Lonmin cash flow positive helped by rand slide

Ben Magara, CEO, Lonmin

[miningmx.com] – LONMIN was cash flow positive after capital expenditure owing to the depreciation of the rand, cost-cutting and the slight improvement in the dollar price of the platinum price, said the group’s CEO, Ben Magara.

“I never thought I would celebrate $920/oz platinum price but at the exchange rate, Lonmin is cash flow positive after capex,” said Ben Magara. The platinum price was at about $850/oz at the beginning of 2015.

“We are marginally positive. Not all of that is from the rand, but the rand has been helpful. As for the platinum price, it has moved up from $824 to $920/oz. One swallow does not make a summer, but the signs are good,” he said.

Analysts believed that based on the firm’s December quarter operating figures, Lonmin had negative free cash flow of an estimated $120m of which about $100m was related to a pipeline restock which would be subsequently unwound.

Magara also said that all 6,000 of the planned retrenchments, as set down in a restructuring last year, had been completed. “All 6,000 gone and finished without any industrial action. It was tough, but think it was crucial to save the goose,” he said.

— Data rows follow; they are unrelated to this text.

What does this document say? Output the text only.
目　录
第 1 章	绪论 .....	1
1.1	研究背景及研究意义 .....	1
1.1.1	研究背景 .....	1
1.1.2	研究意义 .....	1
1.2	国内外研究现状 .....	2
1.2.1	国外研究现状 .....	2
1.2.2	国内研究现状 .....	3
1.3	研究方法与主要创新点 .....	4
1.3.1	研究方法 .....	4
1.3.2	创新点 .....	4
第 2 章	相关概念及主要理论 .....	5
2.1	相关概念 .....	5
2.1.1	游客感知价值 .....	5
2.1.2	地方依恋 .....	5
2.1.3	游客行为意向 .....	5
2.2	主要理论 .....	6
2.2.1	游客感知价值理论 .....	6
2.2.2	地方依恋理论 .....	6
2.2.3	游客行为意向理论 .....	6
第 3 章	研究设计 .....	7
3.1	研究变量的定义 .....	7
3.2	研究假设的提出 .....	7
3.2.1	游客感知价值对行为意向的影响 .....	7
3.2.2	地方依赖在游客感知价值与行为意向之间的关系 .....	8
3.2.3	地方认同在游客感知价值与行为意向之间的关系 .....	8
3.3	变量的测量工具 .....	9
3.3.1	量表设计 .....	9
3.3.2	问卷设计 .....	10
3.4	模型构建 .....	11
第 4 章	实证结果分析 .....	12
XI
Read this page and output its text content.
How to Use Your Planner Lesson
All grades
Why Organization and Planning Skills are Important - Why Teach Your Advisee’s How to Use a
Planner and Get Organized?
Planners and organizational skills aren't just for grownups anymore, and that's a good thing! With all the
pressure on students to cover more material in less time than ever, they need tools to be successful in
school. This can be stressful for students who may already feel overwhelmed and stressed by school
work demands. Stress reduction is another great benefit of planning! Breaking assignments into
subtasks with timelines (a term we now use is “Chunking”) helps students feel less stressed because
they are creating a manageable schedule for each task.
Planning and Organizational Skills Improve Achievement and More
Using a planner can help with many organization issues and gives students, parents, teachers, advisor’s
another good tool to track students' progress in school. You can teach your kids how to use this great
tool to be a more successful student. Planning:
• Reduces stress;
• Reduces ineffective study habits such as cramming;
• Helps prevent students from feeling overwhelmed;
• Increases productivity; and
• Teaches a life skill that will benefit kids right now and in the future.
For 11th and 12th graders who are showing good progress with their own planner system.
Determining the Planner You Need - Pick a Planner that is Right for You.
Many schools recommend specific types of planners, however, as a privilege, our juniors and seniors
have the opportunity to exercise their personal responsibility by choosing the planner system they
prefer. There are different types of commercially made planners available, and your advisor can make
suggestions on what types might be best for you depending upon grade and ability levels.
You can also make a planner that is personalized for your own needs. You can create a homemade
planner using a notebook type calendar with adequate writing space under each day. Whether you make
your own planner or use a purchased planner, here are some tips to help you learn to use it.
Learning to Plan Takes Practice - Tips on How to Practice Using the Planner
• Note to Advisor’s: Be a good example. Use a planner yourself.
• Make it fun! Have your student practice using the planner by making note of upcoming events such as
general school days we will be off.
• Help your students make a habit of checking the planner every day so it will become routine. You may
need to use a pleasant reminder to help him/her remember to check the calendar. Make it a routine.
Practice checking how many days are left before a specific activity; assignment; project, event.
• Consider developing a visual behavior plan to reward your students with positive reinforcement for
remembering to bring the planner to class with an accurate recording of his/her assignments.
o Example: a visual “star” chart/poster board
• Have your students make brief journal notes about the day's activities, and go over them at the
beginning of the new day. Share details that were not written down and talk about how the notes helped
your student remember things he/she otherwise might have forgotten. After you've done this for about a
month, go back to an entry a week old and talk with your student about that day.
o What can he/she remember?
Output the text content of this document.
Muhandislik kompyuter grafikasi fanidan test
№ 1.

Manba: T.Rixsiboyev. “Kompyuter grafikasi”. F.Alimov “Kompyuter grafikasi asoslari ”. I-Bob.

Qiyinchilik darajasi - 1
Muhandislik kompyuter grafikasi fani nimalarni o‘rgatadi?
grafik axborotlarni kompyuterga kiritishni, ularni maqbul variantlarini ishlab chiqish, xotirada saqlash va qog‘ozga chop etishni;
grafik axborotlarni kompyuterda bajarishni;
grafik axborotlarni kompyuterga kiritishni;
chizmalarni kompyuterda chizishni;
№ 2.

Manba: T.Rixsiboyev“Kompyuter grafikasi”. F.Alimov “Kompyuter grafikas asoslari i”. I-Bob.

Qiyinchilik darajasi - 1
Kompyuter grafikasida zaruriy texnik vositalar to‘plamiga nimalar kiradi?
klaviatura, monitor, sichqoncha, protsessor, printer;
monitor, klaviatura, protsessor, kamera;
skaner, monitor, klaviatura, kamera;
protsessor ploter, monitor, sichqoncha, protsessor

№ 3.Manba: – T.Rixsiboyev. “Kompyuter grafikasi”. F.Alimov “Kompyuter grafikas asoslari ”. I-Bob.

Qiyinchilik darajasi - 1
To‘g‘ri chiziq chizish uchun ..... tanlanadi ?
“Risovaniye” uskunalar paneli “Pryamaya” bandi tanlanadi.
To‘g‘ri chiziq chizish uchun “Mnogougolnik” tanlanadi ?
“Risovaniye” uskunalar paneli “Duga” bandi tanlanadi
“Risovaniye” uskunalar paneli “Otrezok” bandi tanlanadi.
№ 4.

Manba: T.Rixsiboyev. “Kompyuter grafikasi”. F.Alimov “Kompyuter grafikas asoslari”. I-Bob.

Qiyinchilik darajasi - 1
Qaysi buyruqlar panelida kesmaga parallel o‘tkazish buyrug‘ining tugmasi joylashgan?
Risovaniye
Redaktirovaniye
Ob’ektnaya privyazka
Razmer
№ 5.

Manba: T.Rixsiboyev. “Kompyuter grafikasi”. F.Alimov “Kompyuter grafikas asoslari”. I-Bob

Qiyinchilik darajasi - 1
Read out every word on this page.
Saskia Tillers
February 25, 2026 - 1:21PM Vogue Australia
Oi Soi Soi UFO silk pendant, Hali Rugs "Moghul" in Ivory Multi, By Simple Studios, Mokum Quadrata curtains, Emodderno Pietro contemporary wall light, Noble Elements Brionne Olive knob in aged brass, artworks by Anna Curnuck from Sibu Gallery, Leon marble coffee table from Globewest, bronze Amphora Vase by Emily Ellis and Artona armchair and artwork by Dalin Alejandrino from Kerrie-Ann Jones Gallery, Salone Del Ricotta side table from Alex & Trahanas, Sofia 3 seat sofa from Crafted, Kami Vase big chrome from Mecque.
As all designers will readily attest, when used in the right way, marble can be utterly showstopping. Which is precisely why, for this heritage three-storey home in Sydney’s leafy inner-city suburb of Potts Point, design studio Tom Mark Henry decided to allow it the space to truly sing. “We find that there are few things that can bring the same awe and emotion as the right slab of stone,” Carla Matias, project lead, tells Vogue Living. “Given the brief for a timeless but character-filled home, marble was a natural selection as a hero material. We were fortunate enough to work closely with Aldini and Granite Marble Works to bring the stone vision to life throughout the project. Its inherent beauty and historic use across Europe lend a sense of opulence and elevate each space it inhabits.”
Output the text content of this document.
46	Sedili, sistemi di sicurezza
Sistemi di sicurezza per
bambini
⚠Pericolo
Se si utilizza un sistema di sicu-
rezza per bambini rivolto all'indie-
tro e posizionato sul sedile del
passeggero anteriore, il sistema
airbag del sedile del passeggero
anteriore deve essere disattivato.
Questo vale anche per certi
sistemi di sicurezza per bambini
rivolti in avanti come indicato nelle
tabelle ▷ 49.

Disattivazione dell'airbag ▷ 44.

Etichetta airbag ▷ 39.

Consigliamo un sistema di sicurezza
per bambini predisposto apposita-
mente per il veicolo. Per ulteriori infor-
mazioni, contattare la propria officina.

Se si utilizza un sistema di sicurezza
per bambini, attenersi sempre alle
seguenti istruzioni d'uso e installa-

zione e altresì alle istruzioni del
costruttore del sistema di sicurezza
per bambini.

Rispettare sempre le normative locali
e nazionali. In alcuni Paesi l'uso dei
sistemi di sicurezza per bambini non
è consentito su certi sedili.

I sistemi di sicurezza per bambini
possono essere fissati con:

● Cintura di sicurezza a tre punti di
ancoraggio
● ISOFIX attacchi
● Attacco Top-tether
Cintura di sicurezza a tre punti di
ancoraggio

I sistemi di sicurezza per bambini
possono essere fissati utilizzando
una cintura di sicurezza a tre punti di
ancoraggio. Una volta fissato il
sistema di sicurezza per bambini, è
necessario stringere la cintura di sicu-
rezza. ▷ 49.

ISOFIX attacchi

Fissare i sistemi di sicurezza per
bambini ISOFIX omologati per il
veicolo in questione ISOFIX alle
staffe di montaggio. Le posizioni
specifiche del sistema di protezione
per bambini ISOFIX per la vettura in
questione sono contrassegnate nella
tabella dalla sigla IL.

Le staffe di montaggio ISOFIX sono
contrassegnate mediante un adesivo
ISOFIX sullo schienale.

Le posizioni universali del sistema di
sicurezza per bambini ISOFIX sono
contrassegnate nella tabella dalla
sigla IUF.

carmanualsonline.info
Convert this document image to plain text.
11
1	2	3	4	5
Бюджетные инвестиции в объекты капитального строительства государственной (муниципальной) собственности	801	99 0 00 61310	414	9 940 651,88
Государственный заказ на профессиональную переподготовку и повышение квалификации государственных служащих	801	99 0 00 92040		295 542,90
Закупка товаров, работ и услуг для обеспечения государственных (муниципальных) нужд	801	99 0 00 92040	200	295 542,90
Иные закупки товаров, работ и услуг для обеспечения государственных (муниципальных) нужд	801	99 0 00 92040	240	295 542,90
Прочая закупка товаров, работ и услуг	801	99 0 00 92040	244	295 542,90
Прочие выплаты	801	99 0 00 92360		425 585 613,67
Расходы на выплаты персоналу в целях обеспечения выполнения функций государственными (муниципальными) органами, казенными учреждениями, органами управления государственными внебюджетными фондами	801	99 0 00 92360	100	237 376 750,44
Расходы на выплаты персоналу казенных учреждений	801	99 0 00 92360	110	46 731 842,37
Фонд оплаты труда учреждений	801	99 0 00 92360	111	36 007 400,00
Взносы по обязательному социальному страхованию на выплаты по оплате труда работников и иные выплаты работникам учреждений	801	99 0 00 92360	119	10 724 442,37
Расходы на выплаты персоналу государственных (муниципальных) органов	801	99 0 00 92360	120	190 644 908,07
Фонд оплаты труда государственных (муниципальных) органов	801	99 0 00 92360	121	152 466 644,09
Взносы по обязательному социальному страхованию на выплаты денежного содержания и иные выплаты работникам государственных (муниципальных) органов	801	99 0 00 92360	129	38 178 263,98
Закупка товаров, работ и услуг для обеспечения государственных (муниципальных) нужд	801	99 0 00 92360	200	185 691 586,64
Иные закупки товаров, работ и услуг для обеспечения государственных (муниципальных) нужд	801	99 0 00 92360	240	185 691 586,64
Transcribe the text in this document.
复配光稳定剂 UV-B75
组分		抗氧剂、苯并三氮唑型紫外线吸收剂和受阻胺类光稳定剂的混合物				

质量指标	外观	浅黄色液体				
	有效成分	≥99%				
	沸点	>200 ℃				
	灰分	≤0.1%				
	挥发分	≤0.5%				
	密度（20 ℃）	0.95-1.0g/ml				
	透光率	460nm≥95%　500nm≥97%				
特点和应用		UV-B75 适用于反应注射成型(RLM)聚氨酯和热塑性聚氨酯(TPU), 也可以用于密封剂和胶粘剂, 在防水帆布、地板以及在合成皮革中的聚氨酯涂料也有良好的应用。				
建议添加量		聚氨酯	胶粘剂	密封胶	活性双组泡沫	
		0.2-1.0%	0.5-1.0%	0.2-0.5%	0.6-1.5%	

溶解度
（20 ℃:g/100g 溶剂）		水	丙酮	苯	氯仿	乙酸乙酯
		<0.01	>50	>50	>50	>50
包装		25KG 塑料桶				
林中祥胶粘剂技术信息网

In December, Lonmin completed a $400m rights offer based on a new business plan in which it would reverse losses, even at the current dollar platinum price lows of the time. The offer was not well supported, however.

Analsyts were critical of Lonmin’s efforts to stay alive saying that its business plan was not likely to succeed. In the end, South Africa’s state-owned pension, the Public Investment Corporation underwrote part of the issue taking its stake in the platinum business to 29.99%.

Magara was equally critical of the people who thought the company should simply go into liquidation. “Do they think that shareholders can force a company to stop operating,” he said of the fact that Lonmin’s lenders were always likely to step in and save the company. Lonmin employed about 34,000 people prior to its restructuring.

Magara said there was no change to production forecast for the year of 700,000 oz of platinum group metals and capital expenditure of about $132m.